Representative Stephen Cohen guest posts on the Bilerico Project. Rep. Cohen is in a bitter race against EMILY's List endorsed candidate Nikki Tinker.
Memphis is not the city that springs to mind when one thinks of gay rights. Blues, maybe, but gay rights are enshrined in places like Christopher Street and San Francisco. Memphis conjures up Martin Luther King Jr., striking sanitation workers, Elvis, Jim Crow, and blues. In my decades of crusading for civil rights, I never intended to join the front lines of the LGBT movement. I never meant to pick that fight.
The weight of Memphis' history made fighting for racial equality a natural road to take, one that I have traveled over the years with pride. That road has led me many places, some familiar, some not so, but foremost it has led me to understand that basic human freedoms, those things taken for granted by most Americans, cannot be afforded only to a specific class of person.
I have always believed that a right recognized by a people must be extended to all people. No one can be a second-class citizen, or we are all bound to be such by living in a second-class society. America is not, nor do I believe that it will ever be, such a society, and as such it is imperative and inevitable that we will recognize the fundamental truth that all people are entitled to the same basic freedoms. To do less would be to chart for these United States, a course toward being something completely different than the entire weight of our history has destined for us.
American history is a study in the expansion of human freedoms. What began as equality for white, male landowners has over these centuries blossomed into a guarantee of civil rights for the poor, for women, for all races, creeds, and colors. It is the natural progression of this great expansion of freedom that equal rights now, without any further delay, are extended to the LGBT community.
During my tenure in the Tennessee state legislature I believed this so firmly that I led the fight where no one else would. Those years were lonely, but we won some victories. The placement of the words "sexual orientation" alongside "race" and "gender" into several major anti-discrimination statutes in Tennessee are the legacy of those long, lonely years as a voice in the wilderness. Now that my willingness to stand on principle rather than poll numbers has led me to Congress, I find myself much less lonely but no less driven to fight for change.
I have fought for ENDA and for the Hate Crimes Bill. I got state funds for a sensible HIV/AIDS policy in Tennessee, and I have continued that fight in Congress. The fact that these issues are not yet resolved saddens me, but it gives me a purpose. This American experiment is not yet complete. There are those who are still excluded from full participation in society. There are still poor. There are still marginalized people. There is still a fight that needs champions.

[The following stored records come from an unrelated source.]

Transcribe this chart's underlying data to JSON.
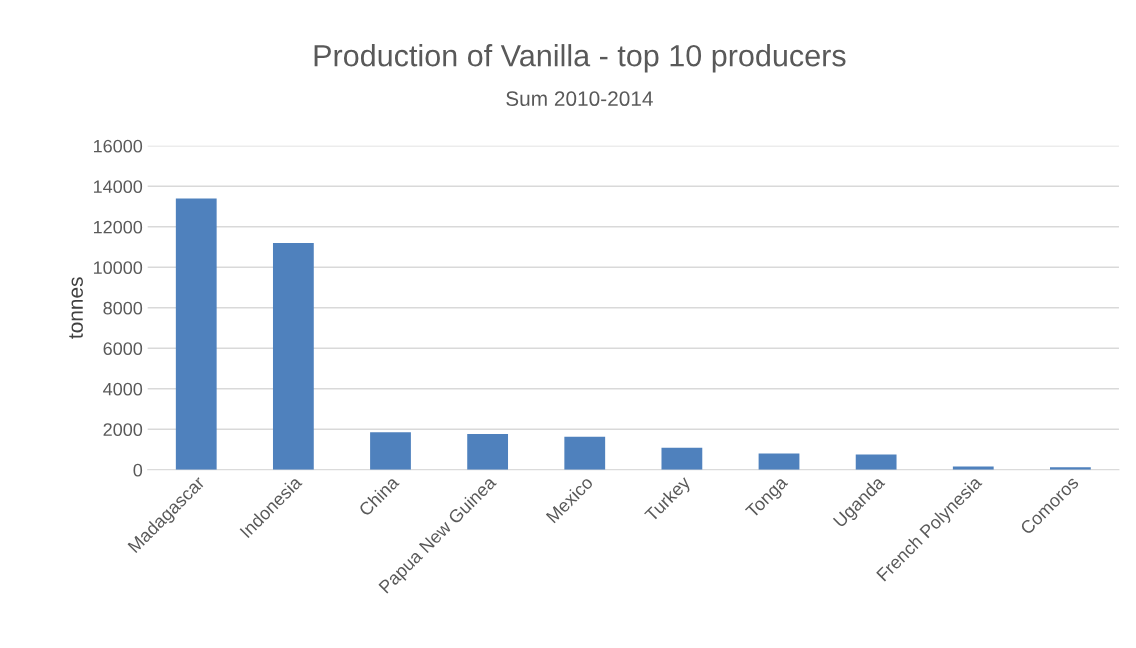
{
  "chart_data": {
    "type": "bar",
    "title": "Production of Vanilla - top 10 producers",
    "subtitle": "Sum 2010-2014",
    "ylabel": "tonnes",
    "categories": [
      "Madagascar",
      "Indonesia",
      "China",
      "Papua New Guinea",
      "Mexico",
      "Turkey",
      "Tonga",
      "Uganda",
      "French Polynesia",
      "Comoros"
    ],
    "values": [
      13400,
      11200,
      1850,
      1770,
      1630,
      1090,
      800,
      750,
      160,
      130
    ],
    "color": "#4f81bd",
    "ylim": [
      0,
      16000
    ],
    "yticks": [
      0,
      2000,
      4000,
      6000,
      8000,
      10000,
      12000,
      14000,
      16000
    ],
    "grid": "y",
    "legend": false
  }
}
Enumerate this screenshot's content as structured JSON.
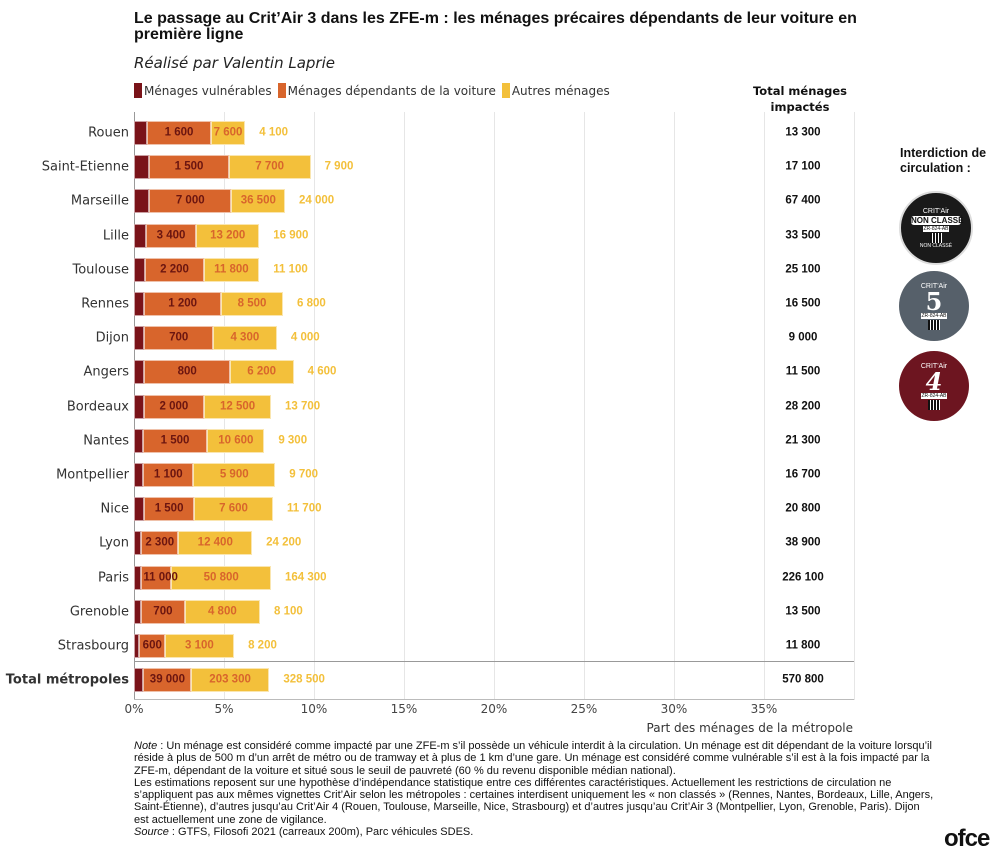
{
  "title": "Le passage au Crit’Air 3 dans les ZFE-m : les ménages précaires dépendants de leur voiture en première ligne",
  "subtitle": "Réalisé par Valentin Laprie",
  "legend": [
    "Ménages vulnérables",
    "Ménages dépendants de la voiture",
    "Autres ménages"
  ],
  "total_header": "Total ménages impactés",
  "colors": {
    "vulnerable": "#7a1319",
    "dependent": "#d8652c",
    "other": "#f3c03b",
    "label_dark": "#6b1510",
    "label_mid": "#d8652c",
    "label_other": "#f3c03b"
  },
  "chart_data": {
    "type": "bar",
    "orientation": "horizontal-stacked",
    "xlabel": "Part des ménages de la métropole",
    "xlim": [
      0,
      40
    ],
    "xticks": [
      "0%",
      "5%",
      "10%",
      "15%",
      "20%",
      "25%",
      "30%",
      "35%"
    ],
    "grid": true,
    "categories": [
      "Rouen",
      "Saint-Etienne",
      "Marseille",
      "Lille",
      "Toulouse",
      "Rennes",
      "Dijon",
      "Angers",
      "Bordeaux",
      "Nantes",
      "Montpellier",
      "Nice",
      "Lyon",
      "Paris",
      "Grenoble",
      "Strasbourg",
      "Total métropoles"
    ],
    "series": [
      {
        "name": "Ménages vulnérables",
        "share_pct": [
          0.74,
          0.85,
          0.85,
          0.69,
          0.63,
          0.57,
          0.57,
          0.57,
          0.56,
          0.5,
          0.52,
          0.56,
          0.41,
          0.41,
          0.37,
          0.3,
          0.52
        ],
        "labels": [
          "1 600",
          "1 500",
          "7 000",
          "3 400",
          "2 200",
          "1 200",
          "700",
          "800",
          "2 000",
          "1 500",
          "1 100",
          "1 500",
          "2 300",
          "11 000",
          "700",
          "600",
          "39 000"
        ]
      },
      {
        "name": "Ménages dépendants de la voiture",
        "share_pct": [
          3.54,
          4.43,
          4.56,
          2.75,
          3.26,
          4.28,
          3.82,
          4.76,
          3.33,
          3.57,
          2.78,
          2.79,
          2.05,
          1.66,
          2.46,
          1.42,
          2.66
        ],
        "labels": [
          "7 600",
          "7 700",
          "36 500",
          "13 200",
          "11 800",
          "8 500",
          "4 300",
          "6 200",
          "12 500",
          "10 600",
          "5 900",
          "7 600",
          "12 400",
          "50 800",
          "4 800",
          "3 100",
          "203 300"
        ]
      },
      {
        "name": "Autres ménages",
        "share_pct": [
          1.9,
          4.53,
          2.98,
          3.52,
          3.07,
          3.43,
          3.55,
          3.54,
          3.72,
          3.17,
          4.55,
          4.37,
          4.1,
          5.54,
          4.17,
          3.84,
          4.34
        ],
        "labels": [
          "4 100",
          "7 900",
          "24 000",
          "16 900",
          "11 100",
          "6 800",
          "4 000",
          "4 600",
          "13 700",
          "9 300",
          "9 700",
          "11 700",
          "24 200",
          "164 300",
          "8 100",
          "8 200",
          "328 500"
        ]
      }
    ],
    "totals": [
      "13 300",
      "17 100",
      "67 400",
      "33 500",
      "25 100",
      "16 500",
      "9 000",
      "11 500",
      "28 200",
      "21 300",
      "16 700",
      "20 800",
      "38 900",
      "226 100",
      "13 500",
      "11 800",
      "570 800"
    ]
  },
  "side_panel": {
    "heading": "Interdiction de circulation :",
    "badges": [
      {
        "top": "CRIT'Air",
        "main": "NON CLASSÉ",
        "plate": "ZR-824-AB",
        "bottom": "NON CLASSÉ",
        "color": "#1a1a1a"
      },
      {
        "top": "CRIT'Air",
        "main": "5",
        "plate": "ZR-824-AB",
        "color": "#56606a"
      },
      {
        "top": "CRIT'Air",
        "main": "4",
        "plate": "ZR-824-AB",
        "color": "#6d1520"
      }
    ]
  },
  "notes": {
    "note_label": "Note",
    "note_text": " : Un ménage est considéré comme impacté par une ZFE-m s’il possède un véhicule interdit à la circulation. Un ménage est dit dépendant de la voiture lorsqu’il réside à plus de 500 m d’un arrêt de métro ou de tramway et à plus de 1 km d’une gare. Un ménage est considéré comme vulnérable s’il est à la fois impacté par la ZFE-m, dépendant de la voiture et situé sous le seuil de pauvreté (60 % du revenu disponible médian national).",
    "estimates_text": "Les estimations reposent sur une hypothèse d’indépendance statistique entre ces différentes caractéristiques. Actuellement les restrictions de circulation ne s’appliquent pas aux mêmes vignettes Crit’Air selon les métropoles : certaines interdisent uniquement les « non classés » (Rennes, Nantes, Bordeaux, Lille, Angers, Saint-Étienne), d’autres jusqu’au Crit’Air 4 (Rouen, Toulouse, Marseille, Nice, Strasbourg) et d’autres jusqu’au Crit’Air 3 (Montpellier, Lyon, Grenoble, Paris). Dijon est actuellement une zone de vigilance.",
    "source_label": "Source",
    "source_text": " : GTFS, Filosofi 2021 (carreaux 200m), Parc véhicules SDES."
  },
  "logo": "ofce"
}
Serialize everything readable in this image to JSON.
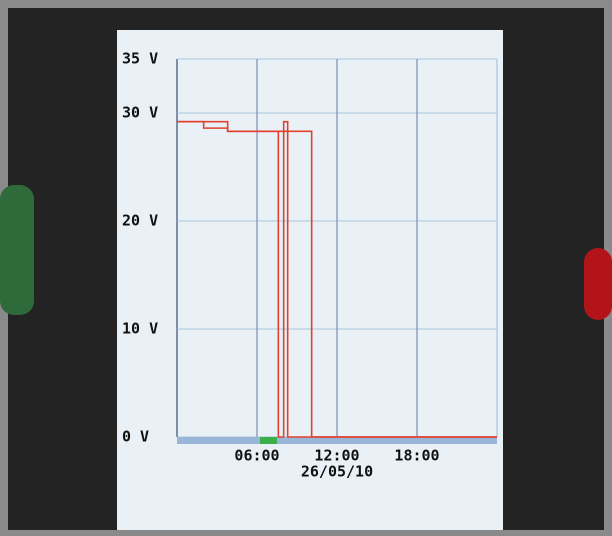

As a member of the House Judiciary Committee championing civil liberties legislation is part of my purview. Judiciary has never been a popular committee for freshman legislators. It provides few if any opportunities to bring money or jobs home to the district. Victories won on it may translate into justice, but justice doesn't win elections as readily as federal grant money and government contracts. However, from my first day running for Congress I aspired to serve on Judiciary. My reason was simple. Federal dollars may make people vote for me in the next election, but the next election is hardly my primary concern. The next generation is of significantly more import.
My vision for that generation is one of fully recognized freedoms for all individuals living in a nation where government helps those less fortunate to be a part of our great society. My vision is of one People, one Nation, one America. "E Pluribus Unum" is not merely some trademark stamped on the Great Seal as part of some American branding scheme. It is a vision of our world. It is a call to unity. It is, in and of itself, a sacred purpose.
As a society we do not gain the right to call ourselves unified or just if we are not. Just being American does prove us great and good. It is those things that Americans have done that has made America so, and America will continue to be great, to be good by continuing to expand civil liberties for all, by embracing all walks of life into one society, into one America.